Réhabilitation des pelouses sèches

Comment associer et convaincre les éleveurs

 

Espaces naturels n°1 - janvier 2003

Le Dossier

Jean-Paul Chassany
INRA Montpellier Capucine Crosnier
PNC
 

Les ligneux se liguent contre le Causse Méjan. En 40 ans, buis et pins ont embroussaillé un tiers des vastes étendues de ce plateau karstique perché à 1 000 m d’altitude. Ils envahissent progressivement son paysage de pelouses et modifient dangereusement habitats naturels et biodiversité.
Constatant que l’activité pastorale est au centre de la construction paysagère du Causse, l’équipe de recherche étudie les interactions entre végétation et modes de pâturage.
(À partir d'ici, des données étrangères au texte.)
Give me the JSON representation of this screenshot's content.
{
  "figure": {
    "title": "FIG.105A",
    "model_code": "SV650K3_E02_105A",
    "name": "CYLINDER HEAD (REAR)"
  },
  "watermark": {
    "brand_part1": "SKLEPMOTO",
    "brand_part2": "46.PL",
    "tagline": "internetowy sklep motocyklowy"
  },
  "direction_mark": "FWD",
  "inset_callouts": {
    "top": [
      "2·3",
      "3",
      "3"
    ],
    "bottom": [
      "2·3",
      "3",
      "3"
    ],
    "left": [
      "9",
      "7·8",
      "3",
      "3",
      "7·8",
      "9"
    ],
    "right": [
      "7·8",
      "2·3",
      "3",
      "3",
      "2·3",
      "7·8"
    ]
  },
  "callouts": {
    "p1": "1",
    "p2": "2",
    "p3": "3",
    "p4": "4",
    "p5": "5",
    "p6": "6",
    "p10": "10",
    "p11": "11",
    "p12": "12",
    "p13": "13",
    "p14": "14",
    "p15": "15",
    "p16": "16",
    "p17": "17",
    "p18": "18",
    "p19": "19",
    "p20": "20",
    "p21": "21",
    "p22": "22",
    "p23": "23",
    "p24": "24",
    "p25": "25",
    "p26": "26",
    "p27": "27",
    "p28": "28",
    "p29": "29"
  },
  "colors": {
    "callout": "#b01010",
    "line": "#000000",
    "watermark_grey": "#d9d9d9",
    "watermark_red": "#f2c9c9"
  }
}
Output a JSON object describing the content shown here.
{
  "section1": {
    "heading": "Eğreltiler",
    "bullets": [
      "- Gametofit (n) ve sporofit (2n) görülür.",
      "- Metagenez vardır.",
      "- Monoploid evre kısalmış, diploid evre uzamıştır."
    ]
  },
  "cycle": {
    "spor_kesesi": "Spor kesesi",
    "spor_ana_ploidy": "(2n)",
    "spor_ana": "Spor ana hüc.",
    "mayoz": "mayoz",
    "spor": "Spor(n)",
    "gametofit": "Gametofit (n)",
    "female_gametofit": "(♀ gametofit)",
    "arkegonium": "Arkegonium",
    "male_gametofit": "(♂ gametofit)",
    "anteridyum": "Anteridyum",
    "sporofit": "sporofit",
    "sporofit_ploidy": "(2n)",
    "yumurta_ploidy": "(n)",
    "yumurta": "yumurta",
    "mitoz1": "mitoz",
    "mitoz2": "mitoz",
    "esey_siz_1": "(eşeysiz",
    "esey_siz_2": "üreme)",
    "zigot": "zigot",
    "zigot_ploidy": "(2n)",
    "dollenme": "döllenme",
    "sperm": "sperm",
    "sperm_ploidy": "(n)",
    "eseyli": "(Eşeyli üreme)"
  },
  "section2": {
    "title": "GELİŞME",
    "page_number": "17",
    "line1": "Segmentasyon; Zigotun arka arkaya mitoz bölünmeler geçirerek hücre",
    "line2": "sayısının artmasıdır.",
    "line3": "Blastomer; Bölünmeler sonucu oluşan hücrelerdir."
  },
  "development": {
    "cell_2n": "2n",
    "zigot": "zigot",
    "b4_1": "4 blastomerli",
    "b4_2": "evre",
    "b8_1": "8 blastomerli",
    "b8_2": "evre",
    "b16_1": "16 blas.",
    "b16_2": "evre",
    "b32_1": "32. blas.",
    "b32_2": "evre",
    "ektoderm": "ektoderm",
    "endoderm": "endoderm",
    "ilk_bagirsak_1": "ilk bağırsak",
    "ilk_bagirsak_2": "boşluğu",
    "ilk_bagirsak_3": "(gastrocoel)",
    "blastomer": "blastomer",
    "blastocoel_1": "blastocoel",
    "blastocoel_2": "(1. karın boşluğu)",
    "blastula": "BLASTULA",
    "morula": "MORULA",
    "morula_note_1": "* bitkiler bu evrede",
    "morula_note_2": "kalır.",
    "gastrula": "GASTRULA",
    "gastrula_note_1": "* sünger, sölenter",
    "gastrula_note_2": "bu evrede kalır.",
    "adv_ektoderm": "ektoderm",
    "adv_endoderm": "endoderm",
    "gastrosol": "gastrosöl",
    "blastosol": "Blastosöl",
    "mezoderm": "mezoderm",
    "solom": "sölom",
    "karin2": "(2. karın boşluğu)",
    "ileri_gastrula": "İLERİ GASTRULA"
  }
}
L’idée est que si les éleveurs modifient leurs itinéraires techniques, il est possible de recréer les conditions favorables à une expansion des pelouses.
Mais accepteront-ils de modifier leurs pratiques professionnelles ? Rien de moins sûr. Aussi, pour mener ce qui apparaît bien comme une négociation, les chercheurs ont conçu une méthodologie en trois étapes :
n En premier lieu, écouter et comprendre. Des séries de photos furent utilisées pour tester les modes de perception des différents paysages par les éleveurs. Ils choisirent d’abord les pelouses nues, en relevant leur aspect utilitaire pour l’élevage, mais sans rejeter un parcours d’été plus ombragé.
n En second lieu, écouter, analyser les représentations et l’image que l’éleveur a de lui-même. Ces représentations jouent un grand rôle dans sa stratégie de gestion du territoire et d’exploitation des ressources fourragères. Les éventuels changements de pratiques ne peuvent donc se faire à leur encontre. Il faut, au contraire, s’appuyer sur l’existant pour construire un protocole agropastoral proposant des modifications « faisables » et au service de la durabilité de l’exploitation.
n En troisième lieu, proposer des scénarios. Les pratiques des éleveurs sont diversifiées, elles tiennent compte des contraintes du marché, du foncier, des charges de travail, de la main-d’œuvre disponible et du savoir-faire. Cette complexité risque de brouiller les cartes et de déboucher sur une négociation difficile. D’où l’idée de présenter des scénarios de gestion en fonction des différentes stratégies possibles pour les éleveurs. Simples et concrets, les scénarios facilitent l’entrée en négociation et offrent des bases de discussion explicites.
Avec pour objectif initial de mettre en œuvre des pratiques agropastorales plus écologiques, ce travail repose sur le respect des cultures professionnelles des éleveurs. Une approche qui mériterait d’être transférée à bien des négociations.